On January 5, 2023, the Company entered into a Technology License Agreement and an Asset Purchase Agreement (the “LST Agreements”) with Lightning Silicon Technology, Inc. (“LST”). Pursuant to the LST Agreements, the Company issued a license to LST for certain technology associated with our Organic Light Emitting Technology, transferred in-process development contracts with two customers and accounts receivables that the Company had previously determined were not collectible. The technology license agreement provides for Kopin to transfer certain patents to LST if LST achieves certain milestones; however upon transfer, Kopin will receive a license to the technology. To the extent LST makes improvements to the technology licensed from Kopin, Kopin will receive a license for these improvements for certain markets. Kopin is not obligated to provide any additional funding support to LST. As consideration for the transaction, the Company received 18,000,000 preferred shares in LST, which the Company determined had no fair value as of the transaction date or as of July 1, 2023. While these shares represent a 20.0% equity stake in LST, they do not provide the Company with voting rights to elect LST’s Governance Board. The Company will also receive a royalty based on unit sales of products that utilize the technology licensed. Drs. John Fan, the Company’s former President, CEO and Chairman of the Board, Boryeu Tsaur, a former Executive Vice President of the Company and Hong Choi, the Company’s former Chief Technology Officer terminated their employment with the Company and became investors in and members of the management team of LST. Dr. Fan is the Founder of LST. As a result of this transaction, in 2022 the Company wrote off the two operating lease assets associated with facilities used for the development of our organic light emitting diode (OLED) products.

 

On January 27, 2023, the Company sold 17,000,000 shares of common stock and pre-funded warrants to purchase up to 6,000,000 shares of common stock at a public offering price of $0.99 per share for net proceeds of approximately $21.4 million.
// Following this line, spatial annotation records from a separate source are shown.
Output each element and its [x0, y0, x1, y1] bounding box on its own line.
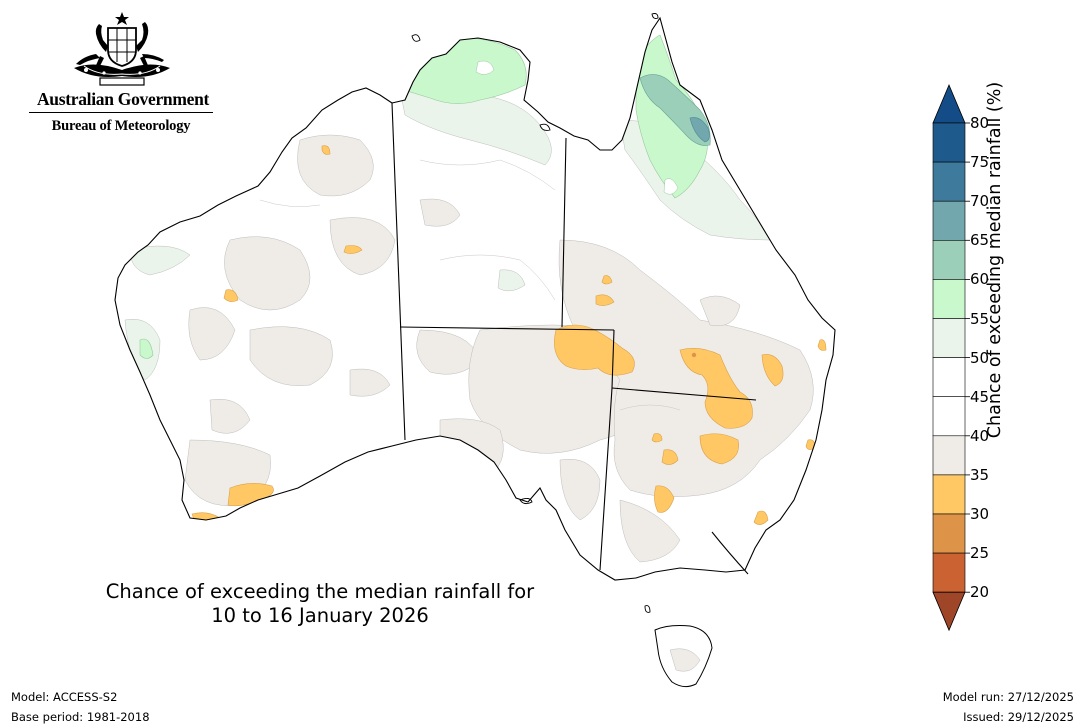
colorbar-tick-label: 60 — [970, 270, 990, 289]
colorbar-bin-50-55 — [932, 318, 966, 358]
colorbar-tick-label: 80 — [970, 114, 990, 132]
colorbar-tick-label: 75 — [970, 153, 990, 172]
colorbar-bin-65-70 — [932, 200, 966, 241]
model-name: Model: ACCESS-S2 — [11, 690, 118, 704]
rainfall-probability-field — [124, 33, 827, 563]
colorbar-bin-60-65 — [932, 240, 966, 280]
state-borders — [391, 102, 757, 575]
logo-divider — [29, 112, 213, 113]
map-title-line-1: Chance of exceeding the median rainfall … — [105, 580, 535, 603]
colorbar-legend: 80 75 70 65 60 55 50 45 40 35 30 25 20 Chance of exc… — [925, 80, 1075, 640]
agency-name: Bureau of Meteorology — [51, 118, 191, 134]
government-name: Australian Government — [36, 89, 210, 109]
map-title: Chance of exceeding the median rainfall … — [60, 580, 580, 628]
colorbar-tick-label: 40 — [970, 426, 990, 445]
colorbar-bin-45-50 — [932, 357, 966, 398]
colorbar-high-arrow — [932, 83, 966, 124]
coat-of-arms-icon — [74, 12, 170, 86]
colorbar-tick-label: 30 — [970, 505, 990, 523]
colorbar-bin-55-60 — [932, 279, 966, 319]
colorbar-bin-30-35 — [932, 474, 966, 515]
colorbar-tick-label: 35 — [970, 465, 990, 484]
colorbar-tick-label: 20 — [970, 583, 990, 602]
colorbar-tick-label: 50 — [970, 348, 990, 367]
colorbar-bin-75-80 — [932, 122, 966, 163]
model-run-date: Model run: 27/12/2025 — [942, 690, 1074, 704]
colorbar-tick-label: 65 — [970, 231, 990, 250]
colorbar-low-arrow — [932, 591, 966, 632]
colorbar-scale — [932, 83, 970, 632]
colorbar-tick-label: 55 — [970, 309, 990, 328]
colorbar-tick-label: 70 — [970, 192, 990, 211]
colorbar-bin-70-75 — [932, 161, 966, 202]
colorbar-bin-20-25 — [932, 552, 966, 593]
colorbar-bin-40-45 — [932, 396, 966, 437]
colorbar-tick-label: 25 — [970, 544, 990, 563]
colorbar-title: Chance of exceeding median rainfall (%) — [985, 81, 1005, 439]
issued-date: Issued: 29/12/2025 — [963, 710, 1074, 724]
map-title-line-2: 10 to 16 January 2026 — [211, 604, 429, 627]
colorbar-bin-25-30 — [932, 513, 966, 554]
base-period: Base period: 1981-2018 — [11, 710, 150, 724]
colorbar-bin-35-40 — [932, 435, 966, 476]
colorbar-tick-label: 45 — [970, 387, 990, 406]
australia-rainfall-map — [114, 13, 836, 688]
government-logo: Australian Government Bureau of Meteorol… — [24, 10, 224, 140]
The Company believes that its existing cash, cash equivalents, will be adequate to satisfy its current operating plans for at least the next twelve months from the issuance of these financial statements. The Company has in the past sold equity securities through at-the-market equity offerings and in the traditional fashion of significant equity offerings. Nonetheless, management monitors the capital markets on an ongoing basis and may consider raising capital if favorable market conditions develop. If the Company’s actual results are less than projected or the Company needs to raise capital for additional liquidity, the Company may be required to do additional equity financings, reduce expenses, or enter into a strategic transaction. However, management can make no assurance that the Company will be able to raise additional capital, reduce expenses sufficiently, or enter into a strategic transaction on terms acceptable to the Company, or at all.